Case ID: wash_31/html/0542-01.html
Source: Caselaw Access Project
Author: {"author": "Per Curiam.", "license": "Public Domain", "url": "https://static.case.law/"}
Date Created: 2024-08-24T03:29:51.129683

[No. 4425.
    Decided April 9, 1903.]
    Wilbur J. Yarwood, Appellant, v. A. C. Billings et al., Appellants.
    
    PARTNERSHIP — ACTION BOB ACCOUNTING — JUDGMENT.
    In an action for an accounting between partners, a court of equity has power not only to state the account between the parties, but to enter a money judgment in favor of one and against another, as the state of the account may require.
    
      SAME — CONVERSION — OUTSIDE THE ISSUES.
    Where a suit is in equity for an accounting and partition of personal property between partners, and not an action at law for conversion, the refusal of the court to enter judgment in favor of plaintiff for the value of the property would not be error, although defendants had refused to acknowledge his right of possession when demand was made upon them.
    TRIAL ON WRONG THEORY-WHEN WITHOUT PREJUDICE.
    Where the theory on which a case was tried was adopted on the insistence of defendants, over the objection of plaintiff, they cannot urge on appeal that it was an erroneous theory, or without the issues made by the pleadings.
    Appeal from Superior Court, Lincoln County. — Hon. Charles H. Heal, Judge.
    Modified.
    
      H. N. Martin and Happy & Hindman, for plaintiff.
    
      Merritt & Merritt, for defendants.
   Per Curiam.

— This is an action in which the plaintiff sues the defendants for the partition of certain personal property owned hy them as tenants in common, and for an accounting of the profits received therefrom by the defendants while it was in their possession and used by them. Prom the judgment both sides appeal.

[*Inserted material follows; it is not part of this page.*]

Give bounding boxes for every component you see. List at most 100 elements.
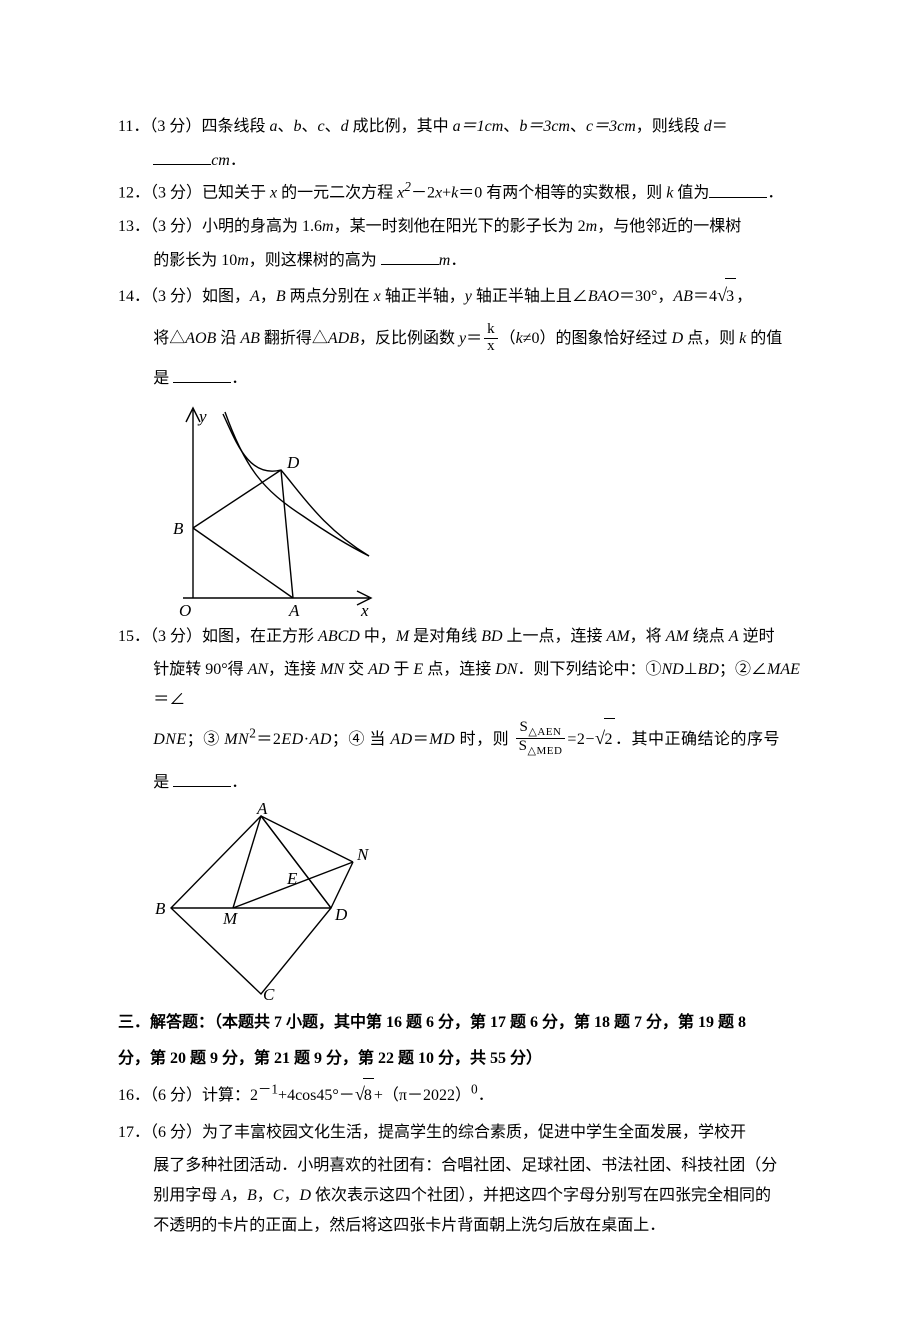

Talcing up the defendants’ appeal, they first contend that this is a suit in equity for an accounting between partners and that a court of equity in such a suit has no power to enter a money judgment against any of the parties thereto. This is not the rule. A court of equity has power in such a suit not only to state the account between the parties but to enter a judgment in favor of one and against another, as the state of the account may require. It never drives the parties to a second action to enforce its award. It is next objected that the finding that the parties settled their mutual accounts for the year 1894 is not supported by the evidence. This objection we think is well taken. It is not only testified by the defendants that no such settlement was had, but it is so testified by the plaintiff himself. This year should have been included in the accounting; and as it appeared by the undisputed evidence that there was a loss during the year in running the machine, of which the plaintiff’s share was $211, this amount should have been allowed the defendants. The other assignments of error are not open to defendants in this court. ■ The theory on which the case was tried was adopted on their insistence, over the objection of the other side, and they cannot now be heard to complain that it was an erroneous theory, or without the issues made by the pleadings.

The plaintiff assigns error on the refusal of the court to enter a judgment in his favor against the defendants for the admitted value of the common property; it being contended that their refusal to acknowledge his right of possession when demand was made amounted to a conversion. But we fail to find error here. The suit is in equity for an accounting and partition, not an action at law for conversion, and the judgment followed the prayer of the complaint, and was fully as equitable as the circumstances of the ease warranted.

The judgment appealed from will therefore be modified by reducing the amount of the joint judgment against the defendants to $321; standing affirmed in all other respects. The defendants will recover their costs on this appeal.